Nach genau 24 Jahren im Amt geht einer der dienstältesten Bischöfe Deutschlands in den Ruhestand. Der Papst hat Joachim Reinelt erst mit Verspätung aus der Verantwortung entlassen. Mit seinem Ausscheiden geht eine Ära für das Bistum Dresden-Meissen zu Ende.

Von Simona Block

Dresden. Bescheiden, unkompliziert, volksnah: Der beliebte Bischof von Dresden-Meißen, Joachim Reinelt, darf in den Ruhestand gehen. Auf den Tag genau nach 24 Jahren hat Papst Benedikt XVI. den 48. Hirten auf dem Bischofsstuhl des 968 gegründeten Bistums und damit einen der dienstältesten deutschen Bischöfe aus der Verantwortung gelassen. Der Papst habe das altersbedingte Rücktrittsgesuch des 75-Jährigen mit Wirkung zum Montag offiziell angenommen, teilte das Bischöfliche Ordinariat des Bistums in Dresden mit. Mit Reinelts Ausscheiden endet eine Ära, die sich auf päpstlichen Wunsch um vier Monate verlängert hatte.
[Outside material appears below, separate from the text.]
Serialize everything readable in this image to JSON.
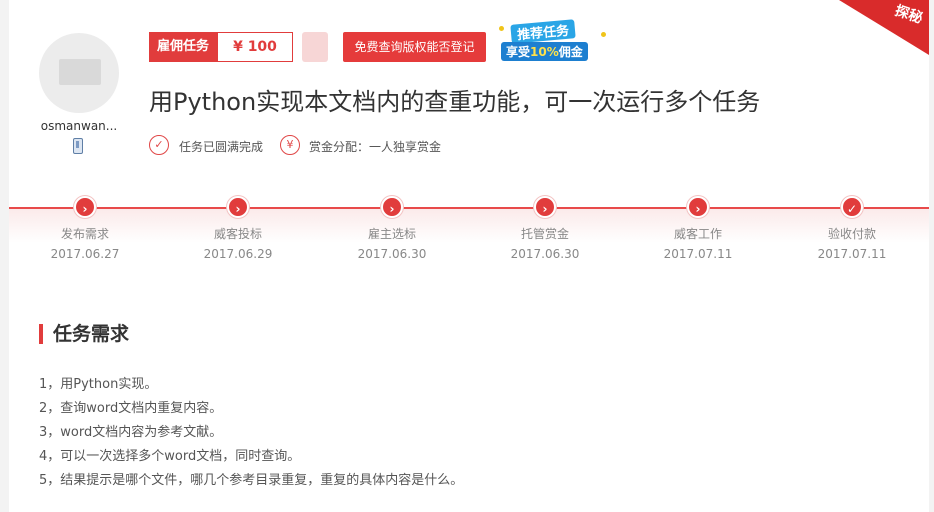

Reinelt hatte gemäß der kirchenrechtlichen Bestimmungen schon Monate vor dem Jubiläum den Amtsverzicht aus Altersgründen angeboten. Der Papst aber bat ihn, über Oktober 2011 hinaus im Amt zu bleiben. Damals waren mit dem Erzbistum Berlin und dem Bistum Görlitz gerade zwei Bischofsstühle der östlichsten deutschen Kirchenprovinz unbesetzt und der Papstbesuch stand bevor. Nun wurde Reinelt die Last der Verantwortung für knapp 140 000 Katholiken in Sachsen und Ostthüringen von den Schultern genommen.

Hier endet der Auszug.